In [None]:
!pip install torch torchvision datasets scikit-learn matplotlib tqdm --quiet


In [None]:
import torch
import torch.nn as nn
from torch.utils.data import DataLoader, Subset
from torchvision import datasets, transforms, models
from sklearn.metrics.pairwise import cosine_similarity
import matplotlib.pyplot as plt
import numpy as np
from datasets import load_dataset
from tqdm import tqdm
from scipy.linalg import sqrtm
import random
from PIL import Image


class ResNetFeatureExtractor(nn.Module):
    def __init__(self):
        super().__init__()
        model = models.resnet50(weights=models.ResNet50_Weights.IMAGENET1K_V2)
        self.features = nn.Sequential(*list(model.children())[:-1])
        self.features.eval()

    def forward(self, x):
        with torch.no_grad():
            x = self.features(x)
        return x.view(x.size(0), -1)

device = torch.device("cuda" if torch.cuda.is_available() else "cpu")
model = ResNetFeatureExtractor().to(device)
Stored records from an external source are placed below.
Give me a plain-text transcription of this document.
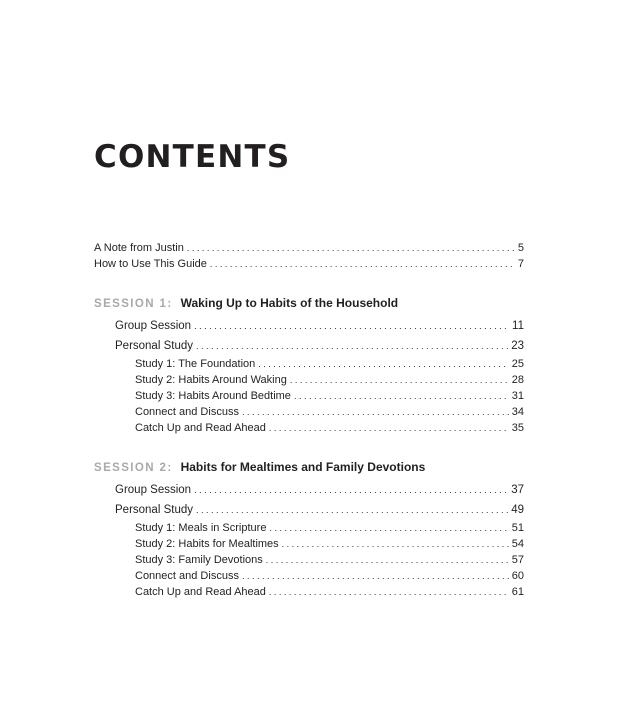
CONTENTS
A Note from Justin . . .	5
How to Use This Guide . . .	7
SESSION 1: Waking Up to Habits of the Household
Group Session . . .	11
Personal Study . . .	23
Study 1: The Foundation . . .	25
Study 2: Habits Around Waking . . .	28
Study 3: Habits Around Bedtime . . .	31
Connect and Discuss . . .	34
Catch Up and Read Ahead . . .	35
SESSION 2: Habits for Mealtimes and Family Devotions
Group Session . . .	37
Personal Study . . .	49
Study 1: Meals in Scripture . . .	51
Study 2: Habits for Mealtimes . . .	54
Study 3: Family Devotions . . .	57
Connect and Discuss . . .	60
Catch Up and Read Ahead . . .	61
def extract_features(dataloader, model, device):
    features = []
    labels = []
    with torch.no_grad():
        for images, lbls in tqdm(dataloader, desc="Extracting Features"):
            images = images.to(device)
            output = model(images)
            features.append(output.cpu().numpy())
            labels.extend(lbls)
    return np.concatenate(features), np.array(labels)

Function for finding cosine similarity

In [None]:
def cosine_dataset_similarity(features_A, features_B):
    mean_A = np.mean(features_A, axis=0)
    mean_B = np.mean(features_B, axis=0)
    return cosine_similarity([mean_A], [mean_B])[0][0]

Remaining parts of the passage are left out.